Os republicanos, porém, fizeram tudo que podiam para eliminar uma dessas bases antes mesmo de revogarem o mandato individual: eles reduziram drasticamente os esforços de divulgação, em uma tentativa de desencorajar os norte-americanos saudáveis de se inscreverem no Obamacare.

O resultado é que a população que vem se inscrevendo no sistema é menor e tem padrão de saúde inferior do que teria sido o caso em outras circunstâncias, o que força as operadoras de planos de saúde a cobrar mensalidades mais altas.

Mas é para isso que foram criados os subsídios.

Nos termos da Lei de Acesso à Saúde, os americanos mais pobres têm cobertura do programa federal de saúde Medicaid, e por isso os preços dos planos de saúde privados não importam. Enquanto isso, muitas das pessoas com renda mais alta - de até quatro vezes o valor que representa a linha da pobreza, ou mais de US$ 95 mil para uma família de quatro pessoas - têm direito a subsídios. Isso representa 59% da população dos Estados Unidos, mas, porque muitas das pessoas com renda mais alta obtêm planos de saúde por meio de seus empregadores, esse grupo responde por 83% das inscrições para os mercados de planos de saúde do Obamacare. E o ponto importante é que os subsídios não são fixos. A fórmula aplicada pelo plano estipula que o subsídio seja alto o bastante para impedir que o custo das mensalidades de planos de saúde ultrapasse determinada porcentagem da renda familiar.

O que isso significa é que dos 27 milhões de americanos que obtiveram cobertura por meio da expansão do Medicaid ou adquiriram planos de saúde nos mercados criados pelo Obamacare, apenas dois milhões estão expostos aos aumentos de mensalidades forçados pelas manobras de Trump.
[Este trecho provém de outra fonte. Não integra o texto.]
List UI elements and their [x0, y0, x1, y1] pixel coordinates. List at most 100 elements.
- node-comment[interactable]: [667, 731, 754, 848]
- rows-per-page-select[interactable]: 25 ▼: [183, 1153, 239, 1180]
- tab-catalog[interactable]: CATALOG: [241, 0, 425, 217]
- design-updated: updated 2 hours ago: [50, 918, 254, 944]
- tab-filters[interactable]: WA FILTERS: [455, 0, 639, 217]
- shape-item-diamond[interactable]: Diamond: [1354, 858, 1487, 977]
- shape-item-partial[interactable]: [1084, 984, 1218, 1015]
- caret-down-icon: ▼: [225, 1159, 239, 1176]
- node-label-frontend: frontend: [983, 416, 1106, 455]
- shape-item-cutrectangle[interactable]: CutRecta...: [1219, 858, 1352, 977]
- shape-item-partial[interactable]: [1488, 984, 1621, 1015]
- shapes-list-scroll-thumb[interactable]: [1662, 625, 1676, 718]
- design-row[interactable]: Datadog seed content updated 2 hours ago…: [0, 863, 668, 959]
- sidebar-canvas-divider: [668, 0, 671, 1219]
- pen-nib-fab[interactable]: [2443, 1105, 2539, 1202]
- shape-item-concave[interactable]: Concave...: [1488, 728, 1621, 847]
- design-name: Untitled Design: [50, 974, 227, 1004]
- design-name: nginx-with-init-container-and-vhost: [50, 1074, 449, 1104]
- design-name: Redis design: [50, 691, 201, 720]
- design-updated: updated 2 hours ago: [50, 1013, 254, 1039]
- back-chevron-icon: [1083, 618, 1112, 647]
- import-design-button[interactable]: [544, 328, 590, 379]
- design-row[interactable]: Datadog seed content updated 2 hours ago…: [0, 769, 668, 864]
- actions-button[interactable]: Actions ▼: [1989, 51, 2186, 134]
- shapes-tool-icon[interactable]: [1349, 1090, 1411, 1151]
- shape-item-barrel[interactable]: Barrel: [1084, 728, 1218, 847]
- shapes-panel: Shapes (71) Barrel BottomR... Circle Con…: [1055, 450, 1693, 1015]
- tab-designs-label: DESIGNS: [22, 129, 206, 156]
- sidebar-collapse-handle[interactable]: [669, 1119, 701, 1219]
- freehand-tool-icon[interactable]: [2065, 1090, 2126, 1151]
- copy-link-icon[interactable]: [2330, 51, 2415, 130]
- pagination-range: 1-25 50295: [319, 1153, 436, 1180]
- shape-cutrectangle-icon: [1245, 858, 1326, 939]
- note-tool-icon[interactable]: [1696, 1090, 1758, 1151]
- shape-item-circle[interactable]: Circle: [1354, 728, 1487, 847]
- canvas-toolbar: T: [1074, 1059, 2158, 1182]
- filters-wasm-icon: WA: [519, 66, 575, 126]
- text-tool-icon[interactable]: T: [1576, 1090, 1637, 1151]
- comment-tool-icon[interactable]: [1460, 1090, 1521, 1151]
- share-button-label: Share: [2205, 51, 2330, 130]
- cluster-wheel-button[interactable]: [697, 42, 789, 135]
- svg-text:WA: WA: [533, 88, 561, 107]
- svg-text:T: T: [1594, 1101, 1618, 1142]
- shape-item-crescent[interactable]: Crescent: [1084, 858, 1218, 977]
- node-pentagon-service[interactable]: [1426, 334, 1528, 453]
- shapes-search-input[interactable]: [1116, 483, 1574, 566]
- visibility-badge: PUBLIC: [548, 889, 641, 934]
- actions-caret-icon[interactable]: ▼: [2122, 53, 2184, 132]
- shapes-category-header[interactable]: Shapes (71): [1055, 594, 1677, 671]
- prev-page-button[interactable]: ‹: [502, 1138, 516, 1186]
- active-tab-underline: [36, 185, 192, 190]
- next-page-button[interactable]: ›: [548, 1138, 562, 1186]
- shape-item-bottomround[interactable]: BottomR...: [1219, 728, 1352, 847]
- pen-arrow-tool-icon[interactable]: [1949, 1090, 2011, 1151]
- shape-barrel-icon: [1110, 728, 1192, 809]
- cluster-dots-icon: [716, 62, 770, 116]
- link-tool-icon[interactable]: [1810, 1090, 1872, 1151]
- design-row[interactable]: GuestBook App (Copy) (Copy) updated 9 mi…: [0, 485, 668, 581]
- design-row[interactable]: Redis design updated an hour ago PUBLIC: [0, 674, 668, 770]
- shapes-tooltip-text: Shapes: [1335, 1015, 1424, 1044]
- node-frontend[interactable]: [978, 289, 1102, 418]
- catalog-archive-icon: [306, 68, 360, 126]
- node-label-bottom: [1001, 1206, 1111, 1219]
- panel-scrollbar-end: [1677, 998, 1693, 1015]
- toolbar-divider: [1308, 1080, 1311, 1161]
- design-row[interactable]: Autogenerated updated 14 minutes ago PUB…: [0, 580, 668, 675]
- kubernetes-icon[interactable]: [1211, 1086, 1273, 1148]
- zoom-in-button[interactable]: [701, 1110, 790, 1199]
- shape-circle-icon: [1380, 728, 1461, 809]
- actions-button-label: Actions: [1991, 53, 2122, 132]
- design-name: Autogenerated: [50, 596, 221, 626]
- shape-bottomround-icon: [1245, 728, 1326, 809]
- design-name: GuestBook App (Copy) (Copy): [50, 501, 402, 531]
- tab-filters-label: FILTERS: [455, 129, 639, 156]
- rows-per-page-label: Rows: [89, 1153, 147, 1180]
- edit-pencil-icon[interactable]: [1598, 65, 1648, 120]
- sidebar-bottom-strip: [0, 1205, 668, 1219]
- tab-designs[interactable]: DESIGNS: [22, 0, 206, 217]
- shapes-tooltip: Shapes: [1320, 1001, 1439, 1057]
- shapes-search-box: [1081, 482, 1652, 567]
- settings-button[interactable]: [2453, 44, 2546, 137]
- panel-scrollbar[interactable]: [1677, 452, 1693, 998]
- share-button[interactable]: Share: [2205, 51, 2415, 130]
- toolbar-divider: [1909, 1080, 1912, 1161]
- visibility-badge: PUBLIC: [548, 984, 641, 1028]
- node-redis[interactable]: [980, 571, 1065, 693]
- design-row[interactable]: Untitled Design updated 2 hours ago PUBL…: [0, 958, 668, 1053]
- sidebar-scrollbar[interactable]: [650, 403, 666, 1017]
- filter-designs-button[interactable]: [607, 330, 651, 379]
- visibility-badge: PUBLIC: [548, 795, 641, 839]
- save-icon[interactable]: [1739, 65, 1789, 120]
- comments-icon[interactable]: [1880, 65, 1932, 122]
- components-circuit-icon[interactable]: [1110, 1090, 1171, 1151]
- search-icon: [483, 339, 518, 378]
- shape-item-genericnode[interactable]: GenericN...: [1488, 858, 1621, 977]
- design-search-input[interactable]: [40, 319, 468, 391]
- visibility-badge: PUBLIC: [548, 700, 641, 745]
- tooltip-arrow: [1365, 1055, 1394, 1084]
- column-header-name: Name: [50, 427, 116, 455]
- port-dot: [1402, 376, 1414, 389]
Isso ainda quer dizer muita gente, mas não basta para dar início a uma espiral da morte. De fato, por motivos complicados ("silver loading" - nem queira saber), o custo pós-subsídio dos planos de saúde na verdade caiu para muitos beneficiários.

E isso causa muita frustração ao Partido Republicano.

Desde o começo, os republicanos odiaram o Obamacare não porque acreditavam que fracassaria, mas porque temiam que tivesse sucesso, e assim demonstrasse que o governo pode de fato fazer coisas que melhoram a vida das pessoas. E o pesadelo deles está gradualmente se realizando. Ainda que o processo tenha demorado bastante, a Lei de Acesso à Saúde está enfim se tornando popular, e a preocupação do público de que os republicanos venham a destrui-la se tornou uma importante vulnerabilidade política.

O que isso me mostra é que se os republicanos conseguirem manter o controle do Congresso, farão novo esforço para destruir o Obamacare - porque sabem que essa provavelmente será sua última chance. A realidade é que se eles não conseguirem destruir o Obamacare em breve, o próximo passo provavelmente será um programa reforçado que permitirá que americanos de todas as idades se tornem beneficiários pagos do Medicare.

Por isso, os eleitores estão certos em acreditar que o sistema de saúde é uma questão importante na eleição deste ano. Pode ser que essa não seja a questão mais importante que está em jogo - afinal, seria possível afirmar que a democracia americana está em risco. Mas ainda assim a saúde é uma questão muito importante.